Итак, во второй половине января 1924 года Троцкий по совету врачей срочно уезжает из Москвы. Для него это было привычное дело. Все, как и в прежние времена, когда он, полководец и победитель, носился между фронтами. К перрону вокзала подали специальный поезд с его личным салон-вагоном. С ним на юг из простылой Москвы ехали семья, секретари, стенографы, обслуга, врач. Революция должна была беречь свои лучшие, испытанные кадры. А потом, приблизительно не так ли, к примеру, жили бывшие великие князья? Так и должны жить настоящие культурные люди, управленцы. Тем не менее Троцкий собирался и на отдыхе работать. Он еще по-прежнему думал, как дать отпор этой, якобы коммунистической, сволочи. Компенсировать свое поражение на только что прошедшей партконференции он сможет, мобилизовав свой недюжинный талант писателя. Он напишет такое, что всё сразу встанет на место, выяснится, кто есть кто. Эти бездари и подхалимы — в первую очередь он имел в виду Сталина, Зиновьева, Каменева и сталинских приспешников Орджоникидзе и Куйбышева — сразу займут свое место в лакейской!
Троцкого, конечно, — повторим — беспокоило состояние здоровья Ленина, который и в болезни оставался, как он, Троцкий, сам думал, его щитом и союзником. Троцкий был уверен, что Ленин знает ему истинную цену, как и он сам, Троцкий, понимал подлинное значение Ленина. Но он уже свыкся с медленно и бесконечно текущей болезнью Ленина и, если не очень надеялся на его полное выздоровление, по крайней мере предполагал, что болезнь будет длительной. А значит, несмотря на временное поражение, положение его, Троцкого, будет стабильным. Ни мира, ни войны — это и есть жизнь.
Троцкий был человек невероятной самоуверенности и детской наивности. Он отчасти знал об уровне секретности всего, что было связано со здоровьем предсовнаркома. У него были свои осведомители, в частности, доктор Готье, который наблюдал и за семьей Троцкого. Но на самом деле уровень этой секретности был намного выше. И выше был уровень интриги, чем тот, который предполагал умник Троцкий.
За окном медленно влеклись пейзажи. Россия вставала по-прежнему нищая, но уже другая. Она изменится, твердо знал Троцкий, а если не изменится, то, как старую клячу, большевики заставят ее кнутом двигаться быстрее. Пощады здесь не будет.
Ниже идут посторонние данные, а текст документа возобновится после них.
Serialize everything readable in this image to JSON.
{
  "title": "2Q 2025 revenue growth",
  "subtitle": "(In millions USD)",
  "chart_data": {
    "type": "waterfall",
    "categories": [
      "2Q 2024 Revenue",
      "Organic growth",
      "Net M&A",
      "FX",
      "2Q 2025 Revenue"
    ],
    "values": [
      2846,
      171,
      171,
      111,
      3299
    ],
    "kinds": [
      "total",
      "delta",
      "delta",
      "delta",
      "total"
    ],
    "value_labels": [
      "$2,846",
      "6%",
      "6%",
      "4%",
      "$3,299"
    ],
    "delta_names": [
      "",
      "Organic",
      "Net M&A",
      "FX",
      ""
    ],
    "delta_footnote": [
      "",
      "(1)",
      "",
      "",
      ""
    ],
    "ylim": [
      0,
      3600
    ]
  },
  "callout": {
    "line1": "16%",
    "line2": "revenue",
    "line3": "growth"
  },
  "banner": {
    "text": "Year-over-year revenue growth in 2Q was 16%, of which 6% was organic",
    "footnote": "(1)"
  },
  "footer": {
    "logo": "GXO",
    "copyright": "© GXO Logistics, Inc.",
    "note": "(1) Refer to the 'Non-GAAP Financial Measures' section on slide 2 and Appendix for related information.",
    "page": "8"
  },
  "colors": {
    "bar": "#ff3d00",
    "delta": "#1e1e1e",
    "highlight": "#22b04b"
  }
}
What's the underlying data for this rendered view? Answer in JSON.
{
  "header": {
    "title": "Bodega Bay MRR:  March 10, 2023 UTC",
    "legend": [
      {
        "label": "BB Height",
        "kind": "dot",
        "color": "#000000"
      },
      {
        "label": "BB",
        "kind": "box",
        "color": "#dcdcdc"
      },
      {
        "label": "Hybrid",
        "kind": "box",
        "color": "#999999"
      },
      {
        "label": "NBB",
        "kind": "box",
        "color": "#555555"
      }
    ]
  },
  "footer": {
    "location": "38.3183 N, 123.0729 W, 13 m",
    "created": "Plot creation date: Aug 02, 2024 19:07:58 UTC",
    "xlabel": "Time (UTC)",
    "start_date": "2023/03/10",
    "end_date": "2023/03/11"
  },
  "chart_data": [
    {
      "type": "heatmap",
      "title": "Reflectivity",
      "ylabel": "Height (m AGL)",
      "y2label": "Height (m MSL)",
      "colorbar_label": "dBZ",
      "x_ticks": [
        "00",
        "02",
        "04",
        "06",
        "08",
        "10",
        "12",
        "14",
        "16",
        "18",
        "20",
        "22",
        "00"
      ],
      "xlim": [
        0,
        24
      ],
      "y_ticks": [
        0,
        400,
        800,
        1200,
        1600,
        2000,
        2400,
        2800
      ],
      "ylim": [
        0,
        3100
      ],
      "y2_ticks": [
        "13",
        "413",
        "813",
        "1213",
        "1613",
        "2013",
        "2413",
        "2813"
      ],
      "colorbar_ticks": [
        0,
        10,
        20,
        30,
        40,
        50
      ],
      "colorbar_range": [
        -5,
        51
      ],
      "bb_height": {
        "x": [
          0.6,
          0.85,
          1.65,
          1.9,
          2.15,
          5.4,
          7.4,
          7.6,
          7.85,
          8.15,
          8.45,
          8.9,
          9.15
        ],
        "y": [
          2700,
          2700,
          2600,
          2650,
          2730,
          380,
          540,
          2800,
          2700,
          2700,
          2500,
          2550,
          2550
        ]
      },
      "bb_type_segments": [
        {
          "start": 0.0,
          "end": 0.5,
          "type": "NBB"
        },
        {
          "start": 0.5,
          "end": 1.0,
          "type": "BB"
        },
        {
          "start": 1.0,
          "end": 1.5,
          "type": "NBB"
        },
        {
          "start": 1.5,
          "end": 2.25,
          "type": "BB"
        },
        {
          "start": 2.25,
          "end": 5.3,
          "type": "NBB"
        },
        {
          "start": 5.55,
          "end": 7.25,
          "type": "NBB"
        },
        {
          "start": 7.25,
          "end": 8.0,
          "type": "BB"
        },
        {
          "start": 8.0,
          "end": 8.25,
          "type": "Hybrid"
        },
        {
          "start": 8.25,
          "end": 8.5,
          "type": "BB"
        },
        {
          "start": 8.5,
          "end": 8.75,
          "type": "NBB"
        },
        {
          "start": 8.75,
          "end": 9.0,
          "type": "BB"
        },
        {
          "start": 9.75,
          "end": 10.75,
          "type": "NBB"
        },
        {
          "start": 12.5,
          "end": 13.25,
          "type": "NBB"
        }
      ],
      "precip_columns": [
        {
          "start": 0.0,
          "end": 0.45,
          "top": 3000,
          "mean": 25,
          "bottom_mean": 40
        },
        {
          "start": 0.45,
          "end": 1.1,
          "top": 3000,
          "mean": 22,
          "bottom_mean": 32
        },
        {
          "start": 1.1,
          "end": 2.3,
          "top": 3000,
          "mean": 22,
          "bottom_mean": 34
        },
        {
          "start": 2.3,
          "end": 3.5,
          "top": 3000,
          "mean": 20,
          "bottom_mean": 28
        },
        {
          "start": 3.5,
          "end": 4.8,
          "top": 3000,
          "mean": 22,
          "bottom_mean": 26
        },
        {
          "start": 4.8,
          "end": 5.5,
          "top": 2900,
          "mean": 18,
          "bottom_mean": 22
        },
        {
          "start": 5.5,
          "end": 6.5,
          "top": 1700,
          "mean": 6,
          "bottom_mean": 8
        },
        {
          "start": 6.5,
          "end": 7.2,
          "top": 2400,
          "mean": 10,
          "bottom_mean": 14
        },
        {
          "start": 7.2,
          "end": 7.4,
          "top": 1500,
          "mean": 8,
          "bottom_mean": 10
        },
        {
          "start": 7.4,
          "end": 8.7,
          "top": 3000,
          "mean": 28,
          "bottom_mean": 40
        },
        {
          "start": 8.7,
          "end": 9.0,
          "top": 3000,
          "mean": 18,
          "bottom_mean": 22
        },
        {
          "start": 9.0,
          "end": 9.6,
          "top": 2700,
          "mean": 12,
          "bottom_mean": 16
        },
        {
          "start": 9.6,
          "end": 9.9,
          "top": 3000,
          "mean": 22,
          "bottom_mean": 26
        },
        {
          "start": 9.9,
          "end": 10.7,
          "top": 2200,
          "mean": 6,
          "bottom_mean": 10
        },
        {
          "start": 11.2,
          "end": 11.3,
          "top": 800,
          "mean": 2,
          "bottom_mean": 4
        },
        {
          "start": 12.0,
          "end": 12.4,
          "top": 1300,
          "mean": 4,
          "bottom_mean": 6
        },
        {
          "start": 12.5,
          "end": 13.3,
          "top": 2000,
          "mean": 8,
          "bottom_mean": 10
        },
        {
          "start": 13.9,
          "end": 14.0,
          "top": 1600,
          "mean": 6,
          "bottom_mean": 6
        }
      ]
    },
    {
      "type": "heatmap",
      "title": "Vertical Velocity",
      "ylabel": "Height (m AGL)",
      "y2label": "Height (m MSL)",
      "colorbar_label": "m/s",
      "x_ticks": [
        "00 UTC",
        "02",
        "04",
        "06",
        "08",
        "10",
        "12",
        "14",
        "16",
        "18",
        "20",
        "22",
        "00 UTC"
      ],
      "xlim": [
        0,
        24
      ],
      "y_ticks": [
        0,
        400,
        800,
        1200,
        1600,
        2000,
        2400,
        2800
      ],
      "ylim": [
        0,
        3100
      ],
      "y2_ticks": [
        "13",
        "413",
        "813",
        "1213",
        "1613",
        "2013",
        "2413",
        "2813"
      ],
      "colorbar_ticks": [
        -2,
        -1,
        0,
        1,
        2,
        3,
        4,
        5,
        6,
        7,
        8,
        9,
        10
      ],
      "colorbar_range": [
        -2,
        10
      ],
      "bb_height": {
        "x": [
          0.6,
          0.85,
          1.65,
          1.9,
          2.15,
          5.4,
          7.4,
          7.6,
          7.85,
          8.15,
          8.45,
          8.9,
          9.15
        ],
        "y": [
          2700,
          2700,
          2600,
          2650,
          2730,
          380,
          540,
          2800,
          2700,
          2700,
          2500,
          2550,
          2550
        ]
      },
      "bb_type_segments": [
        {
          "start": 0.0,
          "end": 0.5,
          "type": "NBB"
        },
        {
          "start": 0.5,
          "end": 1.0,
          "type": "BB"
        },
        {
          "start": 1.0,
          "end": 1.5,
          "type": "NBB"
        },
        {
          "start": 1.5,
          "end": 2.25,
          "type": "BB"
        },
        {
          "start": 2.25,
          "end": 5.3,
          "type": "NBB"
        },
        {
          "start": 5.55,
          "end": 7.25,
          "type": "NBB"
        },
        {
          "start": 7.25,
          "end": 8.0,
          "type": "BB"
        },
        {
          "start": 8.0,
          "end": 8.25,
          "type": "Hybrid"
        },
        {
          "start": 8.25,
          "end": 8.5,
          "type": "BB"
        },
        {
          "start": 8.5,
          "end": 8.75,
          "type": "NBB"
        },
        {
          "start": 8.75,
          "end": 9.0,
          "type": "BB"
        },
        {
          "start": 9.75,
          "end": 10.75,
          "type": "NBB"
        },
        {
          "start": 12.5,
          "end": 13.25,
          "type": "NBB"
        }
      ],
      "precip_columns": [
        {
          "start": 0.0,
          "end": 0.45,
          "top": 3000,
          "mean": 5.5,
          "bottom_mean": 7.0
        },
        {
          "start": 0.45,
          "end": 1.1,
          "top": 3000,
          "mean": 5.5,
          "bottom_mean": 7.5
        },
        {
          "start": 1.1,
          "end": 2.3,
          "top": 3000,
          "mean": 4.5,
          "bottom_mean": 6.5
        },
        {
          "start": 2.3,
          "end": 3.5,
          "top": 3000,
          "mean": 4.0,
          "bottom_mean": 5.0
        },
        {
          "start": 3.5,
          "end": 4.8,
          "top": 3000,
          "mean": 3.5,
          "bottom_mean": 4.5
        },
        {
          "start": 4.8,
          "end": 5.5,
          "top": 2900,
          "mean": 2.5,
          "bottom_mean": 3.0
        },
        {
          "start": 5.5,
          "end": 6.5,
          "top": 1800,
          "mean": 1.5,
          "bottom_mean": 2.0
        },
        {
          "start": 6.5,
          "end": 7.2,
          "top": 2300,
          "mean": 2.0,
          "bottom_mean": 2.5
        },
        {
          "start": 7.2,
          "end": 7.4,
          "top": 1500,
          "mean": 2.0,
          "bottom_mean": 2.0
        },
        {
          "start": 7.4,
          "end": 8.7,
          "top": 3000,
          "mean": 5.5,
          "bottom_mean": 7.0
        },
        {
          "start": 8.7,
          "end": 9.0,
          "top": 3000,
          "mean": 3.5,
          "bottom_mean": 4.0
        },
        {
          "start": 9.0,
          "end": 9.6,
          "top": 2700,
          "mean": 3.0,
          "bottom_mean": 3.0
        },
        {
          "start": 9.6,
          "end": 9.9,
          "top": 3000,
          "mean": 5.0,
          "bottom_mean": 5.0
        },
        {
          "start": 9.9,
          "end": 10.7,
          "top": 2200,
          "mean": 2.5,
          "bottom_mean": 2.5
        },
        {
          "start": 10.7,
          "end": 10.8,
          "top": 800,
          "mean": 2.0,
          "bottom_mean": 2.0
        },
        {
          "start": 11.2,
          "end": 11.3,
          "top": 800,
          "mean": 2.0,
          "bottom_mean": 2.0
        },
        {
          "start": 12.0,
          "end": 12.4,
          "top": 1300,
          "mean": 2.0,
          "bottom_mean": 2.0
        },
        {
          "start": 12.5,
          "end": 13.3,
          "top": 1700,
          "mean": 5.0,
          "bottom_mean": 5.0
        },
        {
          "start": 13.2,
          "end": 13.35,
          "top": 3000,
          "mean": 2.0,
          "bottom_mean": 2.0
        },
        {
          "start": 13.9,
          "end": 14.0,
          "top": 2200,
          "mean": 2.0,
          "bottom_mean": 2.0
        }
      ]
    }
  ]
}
Он вспомнил, как недавно прочел у Ипполита Тэна, буржуазного историка, замечание, которое тот посчитал открытием: через несколько лет после казни Людовика XVI французский народ не стал жить лучше! И русский народ еще не стал лучше жить. Как будто можно такие события, повернувшие мировую историю, как Французская революция или революция Октябрьская, мерить масштабом в «несколько лет». Узкий реакционер и педант! А кем бы, собственно, оставался сам Тэн, не возникни новая Франция? Всего лишь каким-нибудь клерком у одного из откупщиков старого режима. Только при новом режиме он получил возможность чернить революцию, открывшую перед ним карьеру.